The cluster G1 (n=2058) exposure plot, which is the largest among all, shows a strong presence of SBS3, SBSD11 (mapped to SBS8 from Degasperi et al.), DBSD2 (mapped to DBS2 from COSMIC) and DBS13. SBS3 and DBS13 are caused by homologous recombination deficiency (HRD); DBS2, instead, is linked to smoking in some cancers but is often observed also in cancers not directly linked with tobacco exposure. Based on these prevalent signatures, cluster G1 can be associated with triple-negative breast cancers.
Clusters G10 (n=169), G11 (n=69), and G13 (n=114) share similar SBS patterns, including exposure to SBS1, SBS2, SBS3, SBS11, and SBS13, pointing to a mix of APOBEC activity, HRD, and ageing-related mutational processes. BASCULE can differentiate these three clusters based on DBS exposure.
plot_exposures(x, clusters = c("G10"))
#> Scale for fill is already present.
#> Adding another scale for fill, which will replace the existing scale.
#> Scale for fill is already present.
#> Adding another scale for fill, which will replace the existing scale.
#> Scale for fill is already present.
#> Adding another scale for fill, which will replace the existing scale.
#> Warning: No shared levels found between `names(values)` of the manual scale and the
#> data's colour values.
Cluster G10 is notably associated with the mutational signatures DBSD2 (mapped to DBS2 from COSMIC) and DBS11. These signatures are linked to the activity of the APOBEC enzyme family. The strong link between G10 and these signatures suggests that APOBEC activity may be a driving factor behind the mutational processes in this cluster.

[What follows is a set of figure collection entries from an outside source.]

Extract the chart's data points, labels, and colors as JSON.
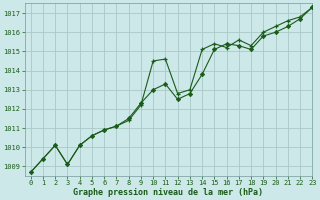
{
  "title": "Graphe pression niveau de la mer (hPa)",
  "bg_color": "#cce8e8",
  "grid_color": "#aac8c8",
  "line_color": "#1a5c1a",
  "xlim": [
    -0.5,
    23
  ],
  "ylim": [
    1008.5,
    1017.5
  ],
  "yticks": [
    1009,
    1010,
    1011,
    1012,
    1013,
    1014,
    1015,
    1016,
    1017
  ],
  "xticks": [
    0,
    1,
    2,
    3,
    4,
    5,
    6,
    7,
    8,
    9,
    10,
    11,
    12,
    13,
    14,
    15,
    16,
    17,
    18,
    19,
    20,
    21,
    22,
    23
  ],
  "series_upper_x": [
    0,
    1,
    2,
    3,
    4,
    5,
    6,
    7,
    8,
    9,
    10,
    11,
    12,
    13,
    14,
    15,
    16,
    17,
    18,
    19,
    20,
    21,
    22,
    23
  ],
  "series_upper_y": [
    1008.7,
    1009.4,
    1010.1,
    1009.1,
    1010.1,
    1010.6,
    1010.9,
    1011.1,
    1011.4,
    1012.2,
    1014.5,
    1014.6,
    1012.8,
    1013.0,
    1015.1,
    1015.4,
    1015.2,
    1015.6,
    1015.3,
    1016.0,
    1016.3,
    1016.6,
    1016.8,
    1017.3
  ],
  "series_lower_x": [
    0,
    1,
    2,
    3,
    4,
    5,
    6,
    7,
    8,
    9,
    10,
    11,
    12,
    13,
    14,
    15,
    16,
    17,
    18,
    19,
    20,
    21,
    22,
    23
  ],
  "series_lower_y": [
    1008.7,
    1009.4,
    1010.1,
    1009.1,
    1010.1,
    1010.6,
    1010.9,
    1011.1,
    1011.5,
    1012.3,
    1013.0,
    1013.3,
    1012.5,
    1012.8,
    1013.8,
    1015.1,
    1015.4,
    1015.3,
    1015.1,
    1015.8,
    1016.0,
    1016.3,
    1016.7,
    1017.3
  ]
}
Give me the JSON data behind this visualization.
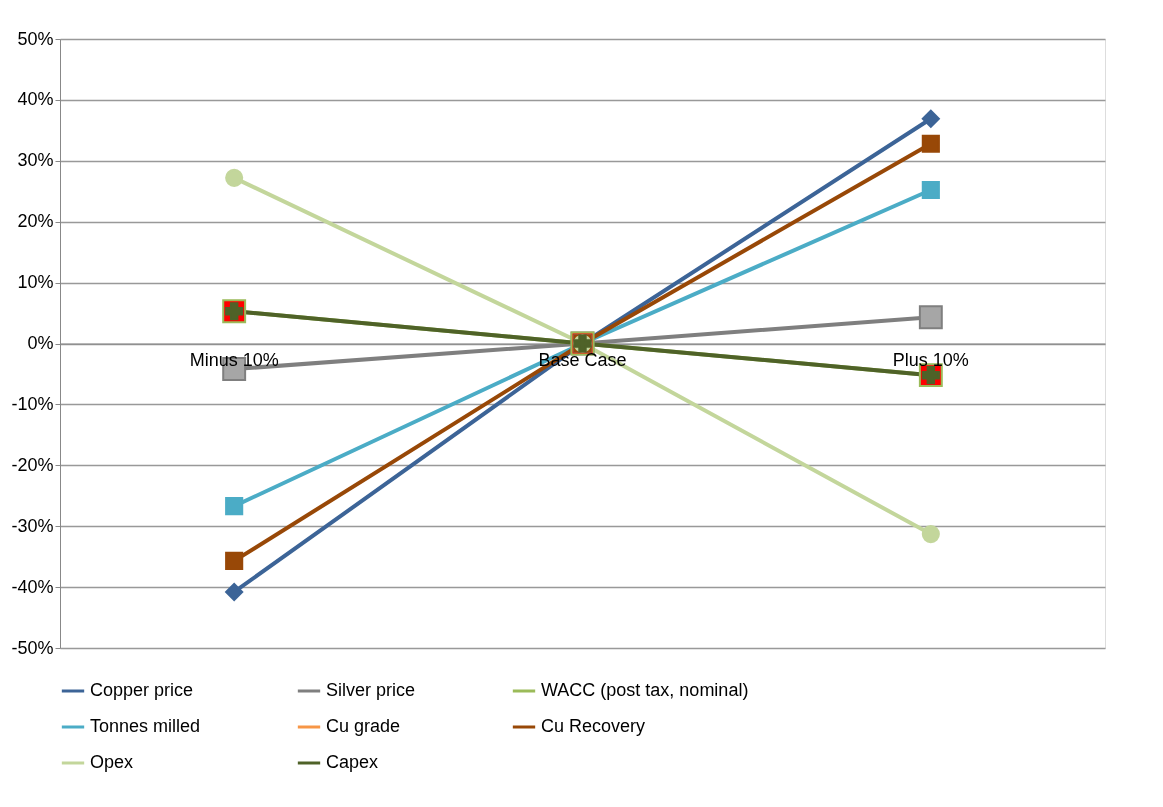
{
  "chart_data": {
    "type": "line",
    "categories": [
      "Minus 10%",
      "Base Case",
      "Plus 10%"
    ],
    "series": [
      {
        "name": "Copper price",
        "color": "#3c6497",
        "marker": "diamond",
        "values": [
          -40.8,
          0,
          36.9
        ]
      },
      {
        "name": "Silver price",
        "color": "#7f7f7f",
        "marker": "square",
        "colors": [
          "#a6a6a6",
          "#a6a6a6",
          "#a6a6a6"
        ],
        "values": [
          -4.2,
          0,
          4.3
        ]
      },
      {
        "name": "WACC (post tax, nominal)",
        "color": "#9bbb59",
        "marker": "square",
        "colors": [
          "#ff0000",
          "#ff0000",
          "#ff0000"
        ],
        "values": [
          5.3,
          0,
          -5.2
        ]
      },
      {
        "name": "Tonnes milled",
        "color": "#4bacc6",
        "marker": "square",
        "values": [
          -26.7,
          0,
          25.2
        ]
      },
      {
        "name": "Cu grade",
        "color": "#f79646",
        "marker": "none",
        "values": [
          null,
          null,
          null
        ]
      },
      {
        "name": "Cu Recovery",
        "color": "#984807",
        "marker": "square",
        "values": [
          -35.7,
          0,
          32.8
        ]
      },
      {
        "name": "Opex",
        "color": "#c3d69b",
        "marker": "circle",
        "values": [
          27.2,
          0,
          -31.3
        ]
      },
      {
        "name": "Capex",
        "color": "#4f6228",
        "marker": "cross",
        "values": [
          5.3,
          0,
          -5.2
        ]
      }
    ],
    "ylim": [
      -50,
      50
    ],
    "yticks": [
      {
        "value": -50,
        "label": "-50%"
      },
      {
        "value": -40,
        "label": "-40%"
      },
      {
        "value": -30,
        "label": "-30%"
      },
      {
        "value": -20,
        "label": "-20%"
      },
      {
        "value": -10,
        "label": "-10%"
      },
      {
        "value": 0,
        "label": "0%"
      },
      {
        "value": 10,
        "label": "10%"
      },
      {
        "value": 20,
        "label": "20%"
      },
      {
        "value": 30,
        "label": "30%"
      },
      {
        "value": 40,
        "label": "40%"
      },
      {
        "value": 50,
        "label": "50%"
      }
    ],
    "grid": "y",
    "legend": "bottom",
    "line_style": "solid"
  }
}
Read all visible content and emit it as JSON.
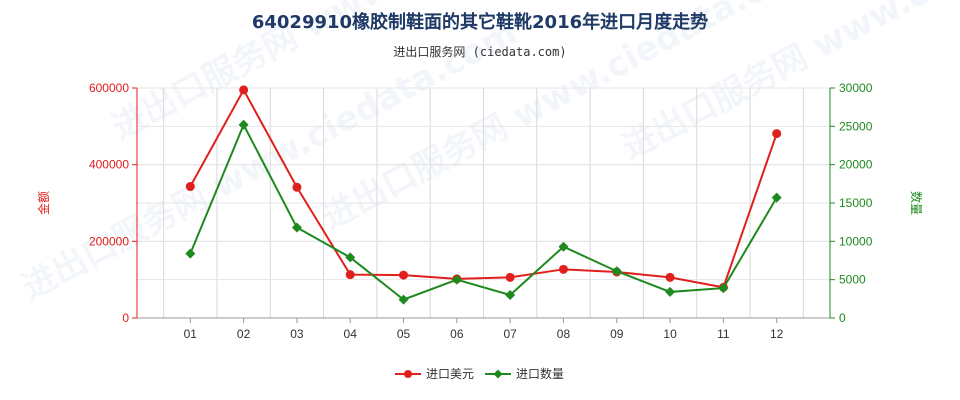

plot_exposures(x, clusters = c("G11"))
#> Scale for fill is already present.
#> Adding another scale for fill, which will replace the existing scale.
#> Scale for fill is already present.
#> Adding another scale for fill, which will replace the existing scale.
#> Scale for fill is already present.
#> Adding another scale for fill, which will replace the existing scale.
#> Warning: No shared levels found between `names(values)` of the manual scale and the
#> data's colour values.
The cluster G11 as the smallest cluster is primarily exposed to DBSD1 (mapped to DBS14 from COSMIC), a signature reported as artifactual in COSMIC. However, the presence of DBS13 in G11, suggests that this cluster is also linked to homologous recombination deficiency (HRD).
plot_exposures(x, clusters = c("G13"))
#> Scale for fill is already present.
#> Adding another scale for fill, which will replace the existing scale.
#> Scale for fill is already present.
#> Adding another scale for fill, which will replace the existing scale.
#> Scale for fill is already present.
#> Adding another scale for fill, which will replace the existing scale.
#> Warning: No shared levels found between `names(values)` of the manual scale and the
#> data's colour values.
Cluster G13 shows significant exposure to the mutational signatures DBS13 and DBS20. These particular signatures are associated with homologous recombination deficiency (HRD)-related processes. The presence of DBS13 and DBS20 in cluster G13 suggests that the samples in this group may be influenced by similar underlying genomic instability and repair deficiencies.